Friday, June 22, 2007

Thing 7: Talk about Technology

I always seem to be one of the last to get up to date with technology. I still do not own a cell phone nor do I have plans to get one soon. It's not that I don't like technology, I just don't always see the need to have the "latest and greatest." It took me years to finally purchase a DVD player. The rise of the Mp3 was pretty fascinating to me simply because I never thought it would catch on. Now with the invention of high-capacity Mp3 players, I-tunes, and websites like MySpace (where one can post Mp3s of their own music)it is now the dominant form of music. The idea of buying songs individually seemed ludicrous to me-- all until my wife and I were moving from the West coast to the East coast and she bought an I-pod to bring along on the drive so that we wouldn't run out of good music to listen to along the way. Now I am an Mp3 convert, and I even occasionally buy songs from Itunes. I like having access to my entire music collection on one small device. As a musician I often need to reference music from my collection to learn new material and with an Mp3 player I don't have to sort through a large book of CD's any more or change CD's constantly when comparing one player's style to another's.
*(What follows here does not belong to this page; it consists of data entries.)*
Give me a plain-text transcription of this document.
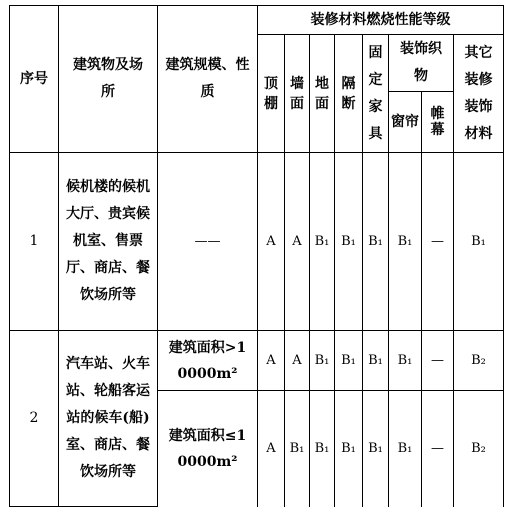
序号	建筑物及场所	建筑规模、性质	装修材料燃烧性能等级							

			顶棚	墙面	地面	隔断	固定家具	装饰织物		其它装修装饰材料

								窗帘	帷幕	

1	候机楼的候机大厅、贵宾候机室、售票厅、商店、餐饮场所等	——	A	A	B₁	B₁	B₁	B₁	—	B₁
2	汽车站、火车站、轮船客运站的候车(船)室、商店、餐饮场所等	建筑面积>10000m²	A	A	B₁	B₁	B₁	B₁	—	B₂

		建筑面积≤10000m²	A	B₁	B₁	B₁	B₁	B₁	—	B₂
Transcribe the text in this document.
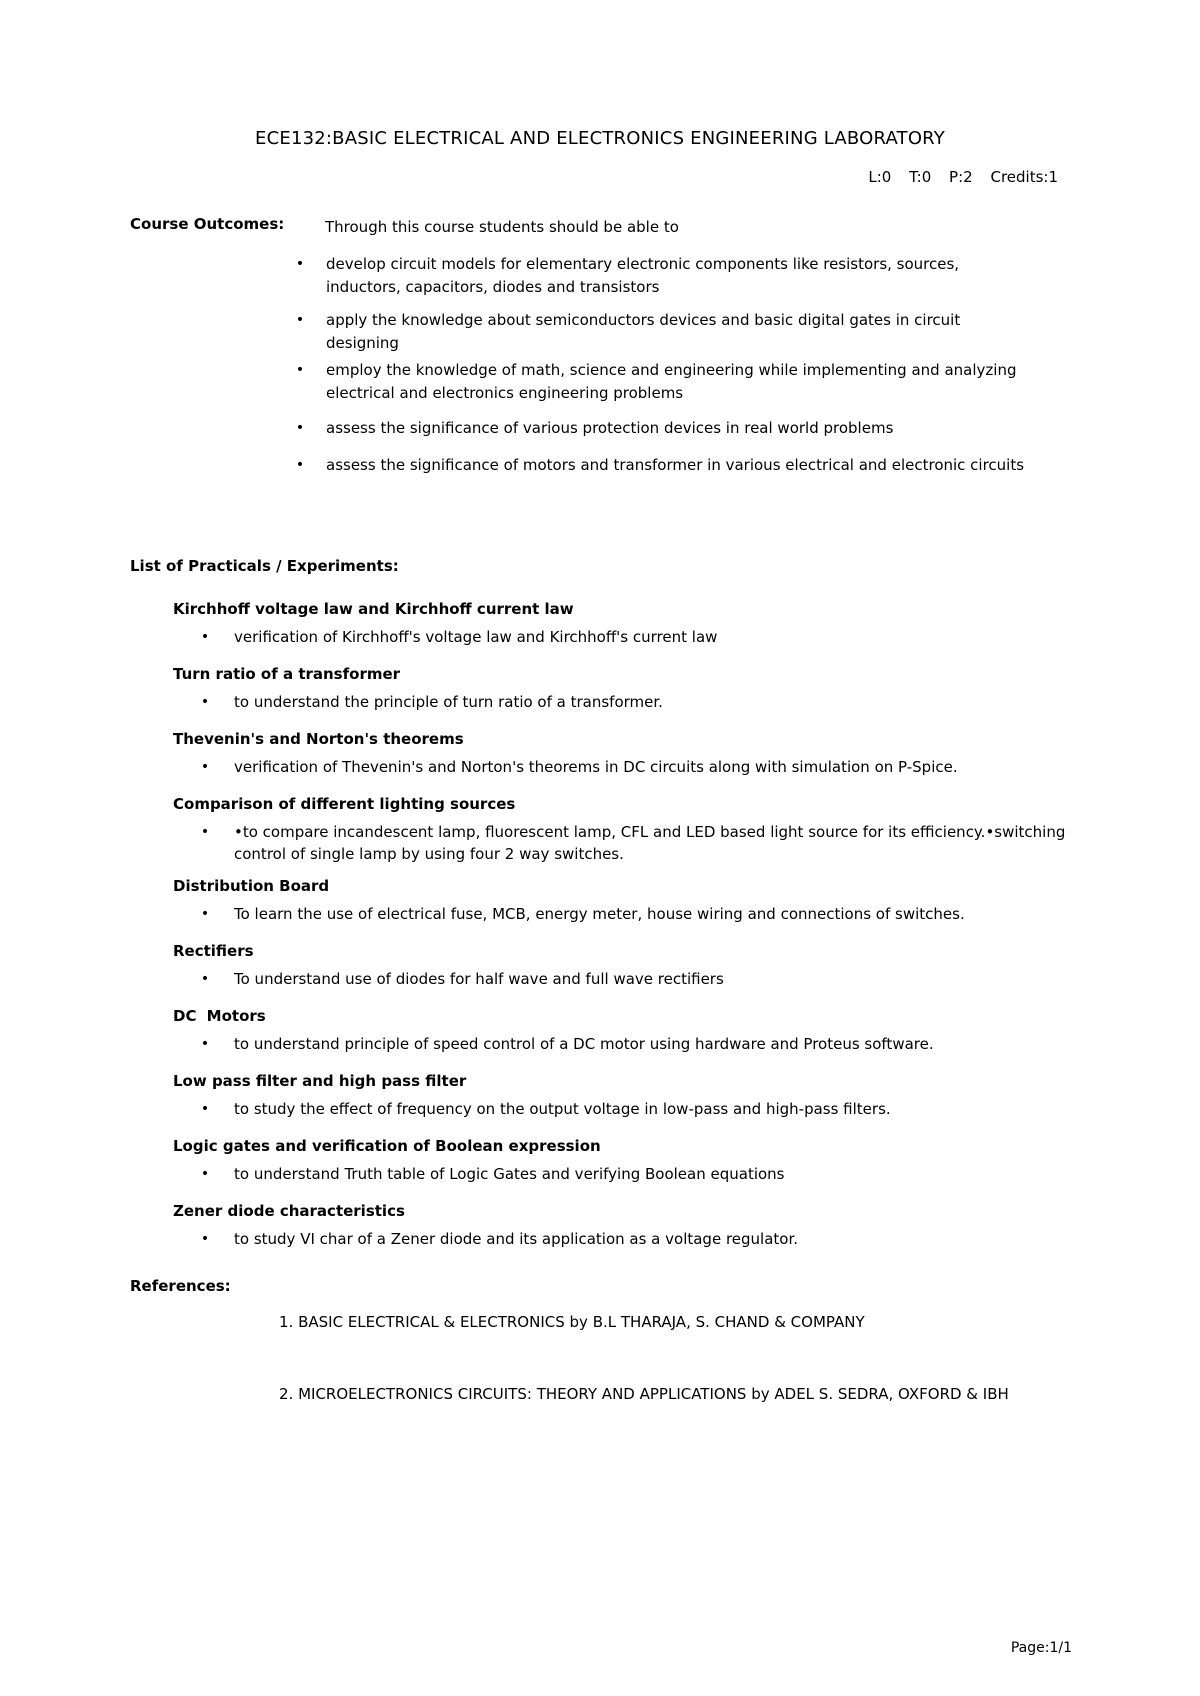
ECE132:BASIC ELECTRICAL AND ELECTRONICS ENGINEERING LABORATORY
L:0 T:0 P:2 Credits:1
Course Outcomes:	Through this course students should be able to
•	develop circuit models for elementary electronic components like resistors, sources, inductors, capacitors, diodes and transistors
•	apply the knowledge about semiconductors devices and basic digital gates in circuit designing
•	employ the knowledge of math, science and engineering while implementing and analyzing electrical and electronics engineering problems
•	assess the significance of various protection devices in real world problems
•	assess the significance of motors and transformer in various electrical and electronic circuits
List of Practicals / Experiments:
Kirchhoff voltage law and Kirchhoff current law
• verification of Kirchhoff's voltage law and Kirchhoff's current law
Turn ratio of a transformer
• to understand the principle of turn ratio of a transformer.
Thevenin's and Norton's theorems
• verification of Thevenin's and Norton's theorems in DC circuits along with simulation on P-Spice.
Comparison of different lighting sources
• •to compare incandescent lamp, fluorescent lamp, CFL and LED based light source for its efficiency.•switching control of single lamp by using four 2 way switches.
Distribution Board
• To learn the use of electrical fuse, MCB, energy meter, house wiring and connections of switches.
Rectifiers
• To understand use of diodes for half wave and full wave rectifiers
DC Motors
• to understand principle of speed control of a DC motor using hardware and Proteus software.
Low pass filter and high pass filter
• to study the effect of frequency on the output voltage in low-pass and high-pass filters.
Logic gates and verification of Boolean expression
• to understand Truth table of Logic Gates and verifying Boolean equations
Zener diode characteristics
• to study VI char of a Zener diode and its application as a voltage regulator.
References:
1. BASIC ELECTRICAL & ELECTRONICS by B.L THARAJA, S. CHAND & COMPANY
2. MICROELECTRONICS CIRCUITS: THEORY AND APPLICATIONS by ADEL S. SEDRA, OXFORD & IBH
Page:1/1
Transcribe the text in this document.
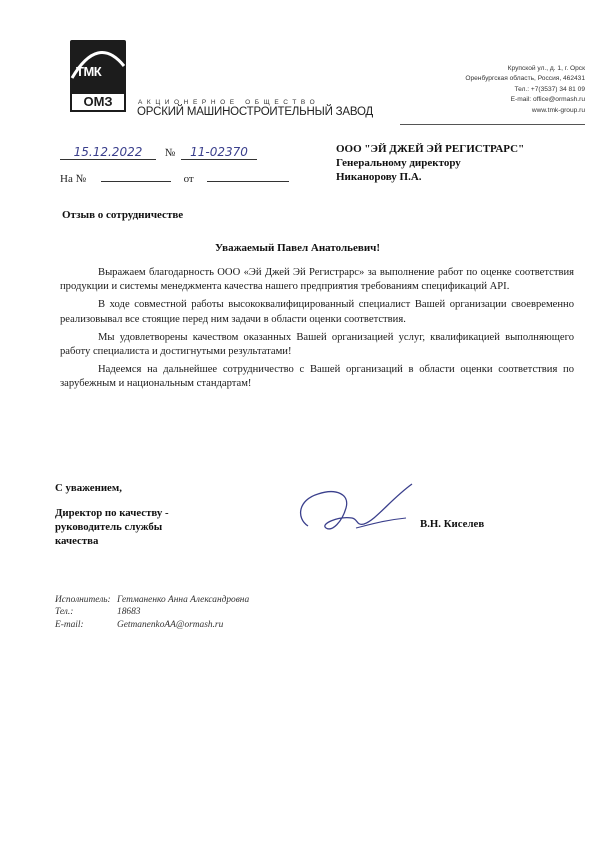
ТМК
ОМЗ	АКЦИОНЕРНОЕ ОБЩЕСТВО
ОРСКИЙ МАШИНОСТРОИТЕЛЬНЫЙ ЗАВОД
Крупской ул., д. 1, г. Орск
Оренбургская область, Россия, 462431
Тел.: +7(3537) 34 81 09
E-mail: office@ormash.ru
www.tmk-group.ru
15.12.2022 № 11-02370
На №	от
ООО "ЭЙ ДЖЕЙ ЭЙ РЕГИСТРАРС"
Генеральному директору
Никанорову П.А.
Отзыв о сотрудничестве
Уважаемый Павел Анатольевич!

Выражаем благодарность ООО «Эй Джей Эй Регистрарс» за выполнение работ по оценке соответствия продукции и системы менеджмента качества нашего предприятия требованиям спецификаций API.

В ходе совместной работы высококвалифицированный специалист Вашей организации своевременно реализовывал все стоящие перед ним задачи в области оценки соответствия.

Мы удовлетворены качеством оказанных Вашей организацией услуг, квалификацией выполняющего работу специалиста и достигнутыми результатами!

Надеемся на дальнейшее сотрудничество с Вашей организаций в области оценки соответствия по зарубежным и национальным стандартам!

С уважением,
Директор по качеству -
руководитель службы
качества
В.Н. Киселев
Исполнитель: Гетманенко Анна Александровна
Тел.:	18683
E-mail:	GetmanenkoAA@ormash.ru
I then learned that I could convert many of my own field recordings to Mp3 and then catalog them and download to an Mp3 player. Some old-time musicians like myself often travel around with a recording MiniDisc player-- antiquated technology by today's standards-- and record other musicians to learn one of their tunes in the future or to learn their style of playing. I plug the minidisc into my computer and record the music in Mp3 format. I'm still looking for an Mp3 player with a mic input that will allow me to record directly to it. Some people I know have managed to create a modestly priced home recording studio and have done self-produced albums, but that is getting off-topic.

I guess my point is that new technologies have benefits for even the most cynical folks (like myself) who don't always immediately embrace the latest and greatest gadgets. I think about how my parents used to tell me when I was a child that they grew up without television. At the time that blew my mind. In the future I imagine telling my children (don't actually have any yet)that I grew up without the invention known as the Internet and seeing their eyes grow wide with surprise and disbelief.